Pubblichiamo alcuni ritagli da “Silenzio per Gaza” di Mahmud Darwish, un capitolo di “Diario di ordinaria tristezza” (1973), appena uscito per Feltrinelli all’interno della raccolta “Una Trilogia palestinese“.
Si è legata l’esplosivo alla vita e si è fatta esplodere. Non si tratta di morte, non si tratta di suicidio.
È il modo in cui Gaza dichiara che merita di vivere.
Non si tratta di magia, non si tratta di prodigio.

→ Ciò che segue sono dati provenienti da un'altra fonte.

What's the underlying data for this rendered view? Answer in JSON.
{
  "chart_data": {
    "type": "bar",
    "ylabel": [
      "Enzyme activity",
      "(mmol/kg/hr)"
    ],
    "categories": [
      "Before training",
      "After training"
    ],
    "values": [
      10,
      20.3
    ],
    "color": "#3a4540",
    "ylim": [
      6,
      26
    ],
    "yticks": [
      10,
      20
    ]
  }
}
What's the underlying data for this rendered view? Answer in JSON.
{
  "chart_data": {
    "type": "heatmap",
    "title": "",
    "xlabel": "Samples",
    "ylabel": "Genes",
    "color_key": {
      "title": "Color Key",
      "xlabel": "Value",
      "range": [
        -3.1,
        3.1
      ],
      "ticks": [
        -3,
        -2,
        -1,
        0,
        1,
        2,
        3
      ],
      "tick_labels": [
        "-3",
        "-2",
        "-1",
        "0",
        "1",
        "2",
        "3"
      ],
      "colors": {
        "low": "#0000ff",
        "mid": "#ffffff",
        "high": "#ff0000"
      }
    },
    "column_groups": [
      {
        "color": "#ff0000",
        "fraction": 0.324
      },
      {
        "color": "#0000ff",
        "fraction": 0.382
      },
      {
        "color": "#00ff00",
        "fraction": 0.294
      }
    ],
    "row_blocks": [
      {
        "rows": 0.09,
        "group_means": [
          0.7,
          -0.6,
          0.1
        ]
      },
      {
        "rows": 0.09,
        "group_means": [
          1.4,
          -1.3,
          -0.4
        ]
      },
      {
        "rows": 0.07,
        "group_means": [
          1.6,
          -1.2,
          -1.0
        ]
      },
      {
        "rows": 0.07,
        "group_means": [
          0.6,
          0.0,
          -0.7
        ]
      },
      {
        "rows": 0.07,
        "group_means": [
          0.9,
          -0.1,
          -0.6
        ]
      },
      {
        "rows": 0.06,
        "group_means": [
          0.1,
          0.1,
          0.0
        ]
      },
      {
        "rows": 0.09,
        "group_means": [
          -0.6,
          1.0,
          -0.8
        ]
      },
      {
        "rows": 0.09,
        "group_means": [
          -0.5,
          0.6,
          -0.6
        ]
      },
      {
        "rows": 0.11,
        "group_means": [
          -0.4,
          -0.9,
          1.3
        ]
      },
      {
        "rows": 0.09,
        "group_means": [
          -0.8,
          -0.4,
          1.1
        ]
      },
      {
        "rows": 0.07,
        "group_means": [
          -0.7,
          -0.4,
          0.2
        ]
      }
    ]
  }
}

È l’arma con cui Gaza difende il diritto a restare e snerva il nemico.
***
Perché il tempo a Gaza è un’altra cosa, perché il tempo a Gaza non è un elemento neutrale. Non spinge la gente alla fredda contemplazione, ma piuttosto a esplodere e a cozzare contro la realtà. Il tempo laggiù non porta i bambini dall’infanzia immediatamente alla vecchiaia, ma li rende uomini al primo incontro con il nemico. Il tempo a Gaza non è relax, ma un assalto di calura cocente. Perché i valori a Gaza sono diversi, completamente diversi. L’unico valore di chi vive sotto occupazione è il grado di resistenza all’occupante.
***
Gaza non è un fine oratore, non ha gola. È la sua pelle a parlare attraverso il sangue, il sudore, le fiamme.
***
Per questo, il nemico la odia fino alla morte, la teme fino al punto di commettere crimini e cerca di affogarla nel mare, nel deserto, nel sangue.